The Bangor Borough Authority will not sell the former incinerator property. Not right now, at least.

The board voted Thursday evening to support authority Chairman Donald Butz’s Oct. 2 letter to borough council President James Kresge that stated the authority need to not sell the incinerator and the surrounding home now identified collectively as the Bangor Company Park.

“Too lots of individuals had challenges with the sale,” Butz mentioned.

Negotiations were underway in the summer season that would have had the authority sell the lengthy-dormant 79-acre lot for $1.075 million to Valley Industrial Properties.

Officials discussed plans with V.I.P. who wanted to fill the deep valleys and level the steep slopes of the Ridge Road house to make it suitable for development, stated authority Administrator Marino Saveri in June.

Even so, some residents and borough officials expressed concern that dirt and landfill possibly hauled in from out of state by V.I.P. could have a potentially adverse environmental effect.

Butz decided to create a letter to the borough asking for a meeting concerning the property shortly after the authority’s September meeting when far more than a dozen residents spoke out against the sale to V.I.P.

“I will be recommending at the next authority meeting that the authority cease all activities in regard to the sale of the properties of the Bangor Company Park, and to meet with representatives of the borough council in regard to the properties,” Butz’s letter study in part.

David Houser who serves on each the borough council and the authority was the only vote on the board not in support of Butz’s letter.
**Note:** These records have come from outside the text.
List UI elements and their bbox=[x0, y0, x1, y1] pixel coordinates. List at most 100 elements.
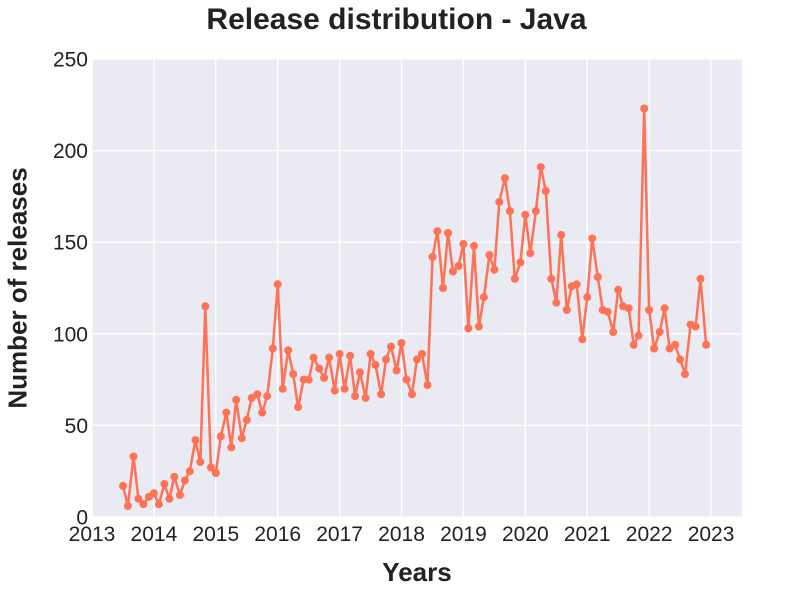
data-point bbox=[185, 467, 194, 476]
x-tick-label: 2023 bbox=[688, 523, 735, 546]
data-point bbox=[330, 386, 339, 395]
data-point bbox=[593, 273, 602, 281]
data-point bbox=[536, 163, 545, 172]
x-tick-label: 2020 bbox=[502, 523, 549, 546]
x-tick-label: 2015 bbox=[192, 523, 239, 546]
data-point bbox=[552, 298, 561, 307]
data-point bbox=[459, 240, 468, 248]
data-point bbox=[216, 432, 225, 441]
y-tick-label: 100 bbox=[53, 323, 88, 346]
data-point bbox=[320, 373, 329, 382]
chart-title: Release distribution - Java bbox=[206, 3, 587, 36]
data-point bbox=[253, 390, 262, 399]
data-point bbox=[588, 234, 597, 243]
data-point bbox=[413, 355, 421, 364]
x-tick-label: 2019 bbox=[440, 523, 487, 546]
data-point bbox=[289, 370, 298, 379]
data-point bbox=[479, 293, 488, 302]
data-point bbox=[304, 375, 313, 384]
data-point bbox=[206, 463, 215, 472]
data-point bbox=[346, 351, 355, 360]
data-point bbox=[655, 328, 664, 336]
data-point bbox=[510, 274, 519, 283]
data-point bbox=[284, 346, 293, 355]
data-point bbox=[170, 472, 179, 481]
data-point bbox=[423, 381, 432, 390]
data-point bbox=[485, 251, 494, 259]
data-point bbox=[129, 452, 138, 461]
data-point bbox=[408, 390, 416, 399]
x-tick-label: 2018 bbox=[378, 523, 425, 546]
data-point bbox=[702, 340, 711, 349]
data-point bbox=[294, 403, 303, 412]
data-point bbox=[660, 304, 669, 313]
data-point bbox=[629, 340, 638, 349]
data-point bbox=[119, 481, 127, 490]
data-point bbox=[325, 353, 334, 362]
data-point bbox=[433, 227, 442, 236]
data-point bbox=[165, 494, 174, 503]
data-point bbox=[645, 306, 654, 314]
data-point bbox=[547, 274, 556, 283]
data-point bbox=[428, 252, 437, 261]
y-tick-label: 50 bbox=[65, 415, 88, 438]
data-point bbox=[361, 393, 370, 402]
data-point bbox=[237, 434, 246, 443]
data-point bbox=[149, 489, 158, 498]
data-point bbox=[134, 494, 143, 503]
data-point bbox=[227, 443, 236, 452]
data-point bbox=[572, 280, 581, 289]
data-point bbox=[505, 207, 514, 216]
data-point bbox=[309, 353, 318, 362]
data-point bbox=[526, 249, 535, 258]
data-point bbox=[500, 174, 509, 183]
y-tick-label: 0 bbox=[76, 507, 88, 530]
data-point bbox=[139, 500, 148, 509]
data-point bbox=[578, 335, 587, 344]
data-point bbox=[624, 304, 633, 313]
data-point bbox=[356, 368, 364, 377]
data-point bbox=[180, 476, 189, 485]
data-point bbox=[516, 258, 525, 267]
data-point bbox=[474, 322, 483, 331]
data-point bbox=[676, 355, 685, 364]
data-point bbox=[634, 331, 643, 340]
data-point bbox=[470, 241, 478, 250]
data-point bbox=[123, 502, 132, 510]
data-point bbox=[268, 344, 277, 353]
data-point bbox=[609, 328, 618, 336]
data-point bbox=[454, 262, 463, 270]
data-point bbox=[371, 360, 380, 369]
data-point bbox=[377, 390, 386, 399]
x-axis-label: Years bbox=[382, 557, 452, 587]
data-point bbox=[222, 408, 231, 417]
data-point bbox=[521, 210, 530, 219]
axis-ticks: 0 50 100 150 200 250 2013 2014 2015 2016 2017 2018 2… bbox=[53, 49, 734, 547]
data-point bbox=[392, 366, 401, 375]
data-point bbox=[154, 500, 163, 509]
data-point bbox=[531, 207, 540, 216]
data-point bbox=[464, 324, 473, 333]
data-point bbox=[175, 491, 184, 499]
data-point bbox=[160, 480, 169, 488]
data-point bbox=[557, 230, 566, 239]
data-point bbox=[640, 104, 649, 113]
data-point bbox=[650, 344, 659, 353]
data-point bbox=[340, 384, 349, 393]
data-point bbox=[402, 375, 411, 384]
data-point bbox=[258, 408, 267, 417]
data-point bbox=[201, 302, 210, 311]
data-point bbox=[211, 469, 220, 477]
x-tick-label: 2022 bbox=[626, 523, 673, 546]
data-point bbox=[562, 306, 571, 314]
data-point bbox=[242, 415, 251, 424]
data-point bbox=[448, 267, 457, 276]
data-point bbox=[366, 350, 375, 358]
data-point bbox=[196, 458, 205, 466]
data-point bbox=[397, 339, 406, 347]
data-point bbox=[335, 350, 344, 358]
data-point bbox=[696, 274, 705, 283]
data-point bbox=[273, 280, 282, 289]
data-point bbox=[671, 340, 680, 349]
Houser has expressed sympathy in the previous with these who have been against the sale to V.I.P. and he did not really feel the letter had enough teeth to be meaningful.
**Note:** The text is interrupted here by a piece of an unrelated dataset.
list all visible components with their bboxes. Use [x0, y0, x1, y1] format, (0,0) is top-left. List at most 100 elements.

“The letter is open-ended,” Houser said. “It doesn’t specify any dates.”

As long as the authority is in possession of the incinerator home, a sale to a landfill hauler is still achievable, mentioned Anna Maria Caldara, a Bangor resident who has been a vocal opponent of the property’s sale.

“We need to have assurances from the authority that their perspective has changed,” Caldara stated right after the meeting, “and from this point forward we need to have to know they take sustainability seriously.”

Authority and borough officials met to discuss the Bangor Company Park on Oct. 23. Any eventual plans or discussions of sale will be done in coordination with the borough council, according to Saveri.

“If we do something in the future, we will do it in conjunction with the borough,” Saveri mentioned.

The authority also voted without objection to reimburse $14,000 to Nimaris Building, which had spent dollars on various engineering permits at the incinerator website in recent years. Authority officials told Nimaris that they would get their income back if a sale did not go by means of, according to Saveri.

The house will stay dormant and closed for now. Hunters and neighbors of the property frequently make their way past the fences and really should be aware that police will be patrolling the home and trespassers will be prosecuted, Saveri said.

Our editors found this article on this site using Google and regenerated it for our readers.